Cleaning and Painting Garage Floors
By Lowe’s Editorial Team
Updated October 18, 2019
A garage floor with a like-new appearance can make a great lasting impression. With basic supplies and some elbow grease, you can make this home improvement to add value in just a couple of days.
Remove Oil and Grease Spots
Before you power wash or paint/seal your garage floor, you’ll want to attack any oil, grease or rust spots.
- Cover grease stains with a layer of sawdust or cat litter. These materials absorb excess oil remarkably well. Leave the sawdust or cat litter on the floor for at least one day.
- Use a push broom with rigid bristles to sweep up the sawdust, cat litter and dirt.
- Pour dry dishwasher detergent or a concrete cleaning agent on the stain. Let the detergent sit for 45 minutes, then pour boiling water on the area and vigorously scrub the stained section with the broom.
- For stubborn stains, use muriatic acid in combination with your pressure washer set to at least 1200 PSI. Apply the acid according to the manufacturer’s instructions. Allow it to soak for a few seconds and rinse. Use baking soda on the cleaned area to neutralize the acid, and rinse.
Remove Rust Stains
Combine an ounce of trisodium phosphate (TSP) in a gallon of hot water. Wet the concrete and use a push broom with rigid bristles to scrub. Let the solution soak into the concrete for 10 to 15 minutes. Rinse thoroughly.
Fill the Cracks
Small cracks can be filled with an epoxy paste. Once you’ve filled the crack, scrape excess epoxy so that it’s flush with the floor. After the repair dries completely, do some light sanding for a smooth finish.
For larger cracks, overfill with an epoxy paste. Let the repair dry. Then grind the area so it’s flush with the floor.
Prep Your Floor
If you think that moisture issues might prevent paint or sealer from bonding, here’s a simple way to find out: Cut out a 3-ft x 3-ft square of plastic sheeting and tape it down completely to your garage floor. If after a day or so, water collects on the underside of the plastic, you’ll need to put down a good vapor barrier before the primer coat.

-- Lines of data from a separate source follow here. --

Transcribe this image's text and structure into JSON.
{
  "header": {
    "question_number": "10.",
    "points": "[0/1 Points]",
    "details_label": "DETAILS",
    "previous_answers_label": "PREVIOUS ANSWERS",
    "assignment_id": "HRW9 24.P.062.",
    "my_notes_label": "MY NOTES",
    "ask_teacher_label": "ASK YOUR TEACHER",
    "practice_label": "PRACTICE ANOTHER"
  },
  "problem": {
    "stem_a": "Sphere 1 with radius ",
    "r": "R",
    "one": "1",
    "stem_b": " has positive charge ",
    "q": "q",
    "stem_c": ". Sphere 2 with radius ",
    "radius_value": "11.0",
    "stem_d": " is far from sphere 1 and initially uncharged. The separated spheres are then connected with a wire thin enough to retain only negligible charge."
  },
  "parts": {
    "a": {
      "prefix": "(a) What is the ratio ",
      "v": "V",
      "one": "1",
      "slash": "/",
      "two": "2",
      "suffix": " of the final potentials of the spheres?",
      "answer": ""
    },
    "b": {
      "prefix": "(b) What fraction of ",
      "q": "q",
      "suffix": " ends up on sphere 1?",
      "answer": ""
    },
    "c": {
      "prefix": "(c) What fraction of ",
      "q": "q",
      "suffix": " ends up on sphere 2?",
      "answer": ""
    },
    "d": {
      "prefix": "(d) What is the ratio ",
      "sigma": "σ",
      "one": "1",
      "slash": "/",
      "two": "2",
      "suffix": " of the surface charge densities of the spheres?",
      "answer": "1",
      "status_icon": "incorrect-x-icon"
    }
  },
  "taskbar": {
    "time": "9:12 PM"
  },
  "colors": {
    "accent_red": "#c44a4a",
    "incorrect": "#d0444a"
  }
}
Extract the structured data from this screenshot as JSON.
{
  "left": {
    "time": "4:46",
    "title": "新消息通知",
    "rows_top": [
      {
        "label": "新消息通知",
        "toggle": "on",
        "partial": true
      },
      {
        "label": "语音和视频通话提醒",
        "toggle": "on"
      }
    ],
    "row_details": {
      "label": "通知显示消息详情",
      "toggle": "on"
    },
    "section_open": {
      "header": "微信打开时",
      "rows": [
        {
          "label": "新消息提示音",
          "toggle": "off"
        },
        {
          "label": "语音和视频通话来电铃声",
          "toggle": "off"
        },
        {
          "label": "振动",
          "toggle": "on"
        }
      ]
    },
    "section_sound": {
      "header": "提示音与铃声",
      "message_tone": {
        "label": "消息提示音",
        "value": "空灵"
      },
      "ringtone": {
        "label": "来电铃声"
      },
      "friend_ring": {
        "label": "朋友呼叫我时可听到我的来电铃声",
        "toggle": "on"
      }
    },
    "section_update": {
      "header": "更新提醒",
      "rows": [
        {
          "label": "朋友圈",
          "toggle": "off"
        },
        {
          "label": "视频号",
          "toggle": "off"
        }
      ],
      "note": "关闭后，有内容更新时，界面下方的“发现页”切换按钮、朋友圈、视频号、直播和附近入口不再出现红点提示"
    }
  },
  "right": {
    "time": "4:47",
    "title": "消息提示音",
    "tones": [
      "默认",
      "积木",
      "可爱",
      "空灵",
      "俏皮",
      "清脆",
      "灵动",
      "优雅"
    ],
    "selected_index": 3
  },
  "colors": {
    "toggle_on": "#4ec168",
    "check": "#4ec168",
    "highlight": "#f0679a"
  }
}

If you’re unsure whether your garage floor has previously been sealed, you can pour water on it to perform a simple test. The water should soak into the concrete relatively quickly. If it beads up or just sits there for a long time, the cement has been sealed before and probably needs to be etched before you can re-seal or paint the garage floor.
Etching the Floor
To etch the floor of your garage, apply a commercial concrete etcher, being careful to follow the manufacturer’s instructions. If the etcher fizzes up as it’s applied, you know that it’s working. Let the floor dry overnight. The concrete will now have a grainy texture, which offers a better surface for the paint to grip.
Seal the Floor
To prevent future staining, to minimize concrete dust, and to make it easier to sweep, you can seal your garage floor. If you are planning to also paint your garage floor, applying sealant can act as a primer. Priming prior to painting can help achieve better adhesion if moisture is an issue or if the concrete is dusty and “weak.”
Choose a product that is either a water-based floor epoxy or a solvent-thinned epoxy. Use a nylon brush along the edges of your garage and use a roller — lint-free, all-purpose, solvent- and water-resistant with a medium nap — to apply the rest of the sealant. Apply sealant liberally but be sure to roll it out evenly. If you’re going to paint the garage floor, allow the sealant/primer to dry thoroughly (at least 8 hours).
Paint the Floor
When selecting paint for your garage floor, make sure to choose an epoxy paint created especially for garage floors. Mix the paint well and apply a thin, even first coat. Cut in along the edges of your garage with a brush and then use a roller with a medium nap to apply the rest of the paint. Let the first coat dry thoroughly (about 24 hours).